It is also classified as:

  • expected
  • doubtful;
  • hopeless.

Although a credit debt has been incurred, it provides the client with the possibility to repay the debt. To this end, the Bank offers restructuring, repayment or deferral.

 

Dates and forms

Conditions for obtaining a loan

There are three forms of payment-based debt:

  • current: interest payment is delayed for 5 days, for 6 days, up to 1 month, more than 6 months, or no delay;
  • reissue: reissue is done without changing the terms of the contract or their entry in the original document;
  • Maturity: includes a delay on the main debt of up to 5 days, from 6 to 30 days, from 31 to 180 days, for 180 days.

 

How does it come into being?

The deterioration of clients’ solvency is affected by many factors. Even with a positive outlook, there are circumstances that make it impossible to repay the loan.

If you have borrowed money and have not been returned, this is considered a debt. This may be due to job loss, lower wages, illness. There are many reasons, but in any case the debt must be recovered.

 

Banking risks

borrow money

The work of banks is associated with various funds risk. They are operational, market, credit. A major threat to the institution’s activities is the non-return of funds provided to customers. The common reason is an illiterate policy in this area.

That is why banks check their clients’ payments for loans and borrowings. The bank’s cooperation with the client depends on the liability and repayment of the debt. The amount of the credit debt must be repaid on time.

 

Debt relief

Banks do not want to risk that customers will not be able to pay their debt. Therefore, all risks are minimized. As it is impossible to fully protect themselves from the insolvency of customers, they have a reserve of credit debt generated from interest on other loans.

Banks rarely write off debts, usually in the following cases:

  • small amount of debt;
  • the death of a debtor who has no heir;
  • after bankruptcy.

Information on debts in the bank is 5 years and this time is monitoring the solvency of the debtor. If the client has income, the creditor asks to repay the debt. Debtors should not skip payments or refuse to pay because the law protects the lender more. Should the money be borrowed, it will continue to recover from the borrower.

It turns out that credit debt does not include interest. The modern banking system works smoothly, so lenders know how to reduce the risk of non-refundable money. This should be considered as every borrower when you make a loan.

 

Debt repayment

The contract specifies the method of repayment of the credit debt. The resources can be carried out:

  • equal payments: they include principal and interest;
  • Differential payments: interest on balance.
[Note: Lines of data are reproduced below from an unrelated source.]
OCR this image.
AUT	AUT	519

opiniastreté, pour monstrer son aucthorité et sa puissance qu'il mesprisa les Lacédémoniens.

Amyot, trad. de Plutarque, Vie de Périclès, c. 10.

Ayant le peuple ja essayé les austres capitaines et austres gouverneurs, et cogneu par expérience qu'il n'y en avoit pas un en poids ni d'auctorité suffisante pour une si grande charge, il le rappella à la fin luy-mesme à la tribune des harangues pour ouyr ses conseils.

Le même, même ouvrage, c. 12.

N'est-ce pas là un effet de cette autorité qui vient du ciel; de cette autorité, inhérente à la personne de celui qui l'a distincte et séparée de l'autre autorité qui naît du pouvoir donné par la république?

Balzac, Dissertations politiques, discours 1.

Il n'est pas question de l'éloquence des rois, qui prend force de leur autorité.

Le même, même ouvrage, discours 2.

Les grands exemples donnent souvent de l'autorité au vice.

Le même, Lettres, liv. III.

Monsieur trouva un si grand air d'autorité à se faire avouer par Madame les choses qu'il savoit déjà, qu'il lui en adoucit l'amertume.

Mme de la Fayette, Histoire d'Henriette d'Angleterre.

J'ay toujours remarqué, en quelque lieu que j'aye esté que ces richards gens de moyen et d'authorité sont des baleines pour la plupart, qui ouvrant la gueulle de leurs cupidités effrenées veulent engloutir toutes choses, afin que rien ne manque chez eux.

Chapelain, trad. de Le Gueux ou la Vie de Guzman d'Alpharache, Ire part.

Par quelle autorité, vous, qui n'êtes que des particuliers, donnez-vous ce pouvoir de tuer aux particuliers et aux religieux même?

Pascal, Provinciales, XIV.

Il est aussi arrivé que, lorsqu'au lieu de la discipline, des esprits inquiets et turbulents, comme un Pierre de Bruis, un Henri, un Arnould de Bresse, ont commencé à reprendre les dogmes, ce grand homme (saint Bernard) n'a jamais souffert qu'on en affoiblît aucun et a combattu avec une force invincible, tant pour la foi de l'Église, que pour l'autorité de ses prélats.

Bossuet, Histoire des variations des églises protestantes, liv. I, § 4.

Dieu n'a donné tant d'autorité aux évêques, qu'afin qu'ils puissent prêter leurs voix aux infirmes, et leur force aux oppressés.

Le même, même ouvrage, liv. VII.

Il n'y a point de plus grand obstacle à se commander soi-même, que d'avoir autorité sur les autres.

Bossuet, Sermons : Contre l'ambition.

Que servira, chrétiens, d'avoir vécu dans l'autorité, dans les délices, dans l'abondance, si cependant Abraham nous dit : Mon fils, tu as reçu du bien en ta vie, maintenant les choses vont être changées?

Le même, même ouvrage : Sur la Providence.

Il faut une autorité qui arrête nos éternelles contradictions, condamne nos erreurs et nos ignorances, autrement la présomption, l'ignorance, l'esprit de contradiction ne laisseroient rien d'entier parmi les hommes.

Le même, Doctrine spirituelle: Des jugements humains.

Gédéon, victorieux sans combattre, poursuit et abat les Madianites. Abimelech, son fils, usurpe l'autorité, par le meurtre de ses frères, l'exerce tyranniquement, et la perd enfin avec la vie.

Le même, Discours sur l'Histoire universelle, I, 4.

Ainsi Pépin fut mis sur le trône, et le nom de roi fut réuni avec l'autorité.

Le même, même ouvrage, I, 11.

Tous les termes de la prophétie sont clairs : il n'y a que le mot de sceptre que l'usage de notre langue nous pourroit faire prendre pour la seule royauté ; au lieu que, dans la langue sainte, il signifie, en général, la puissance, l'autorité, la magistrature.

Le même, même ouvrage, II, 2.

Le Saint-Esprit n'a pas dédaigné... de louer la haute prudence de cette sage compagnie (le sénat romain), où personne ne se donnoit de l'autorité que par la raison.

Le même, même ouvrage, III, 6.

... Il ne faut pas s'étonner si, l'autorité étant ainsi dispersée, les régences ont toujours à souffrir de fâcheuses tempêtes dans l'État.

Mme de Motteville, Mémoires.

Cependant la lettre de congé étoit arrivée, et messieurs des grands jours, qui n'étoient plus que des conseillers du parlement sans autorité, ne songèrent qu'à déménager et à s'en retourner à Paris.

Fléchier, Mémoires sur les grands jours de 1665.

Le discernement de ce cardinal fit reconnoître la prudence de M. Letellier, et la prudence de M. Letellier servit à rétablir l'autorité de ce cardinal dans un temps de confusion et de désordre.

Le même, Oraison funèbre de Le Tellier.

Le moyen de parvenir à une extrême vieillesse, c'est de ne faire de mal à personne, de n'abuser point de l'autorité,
When selecting a recovery order, the full amount must be considered. A convenient option can be calculated using a calculator. After the repayment date has been set, the Bank has no possibility to change any conditions. The payment scheme is updated with debt restructuring.

 

Debt repayment account

When registering a loan, the bank opens a loan account through which various methods of loan repayment are performed. Its presence is essential for:

  • making payments in cashless form;
  • receiving account statements;
  • binding to the current account.

There are no commissions to your account. There are several forms of account whose type is determined by the contract and the category of the debtor. After repayment of the loan should be confirmation that there is no debt. Sometimes your account cannot be closed due to unpaid additional services, which negatively affects your credit history.

If you make payments through a cashier bank, additional charges may apply. But then the money is credited in time. Not all banks have evening and weekend cash registers. It is convenient to transfer money via ATM. Now there are other ways of replenishing: electronic systems, terminals, bank cards.

The timely repayment of the loan makes the client dear at the bank. He will be offered a lucrative offer with low interest rates and flexible terms. Debt repayment allows you to prevent many unpleasant events in your life.

Apply for quick loans online

For those who can not wait, you can take out quick loans on the Internet. A distinction is made between a quick loan with Credit Bureau and Credit Bureau-free loans from abroad, which are usually granted by credit agencies such as Bonkredit or Maxda.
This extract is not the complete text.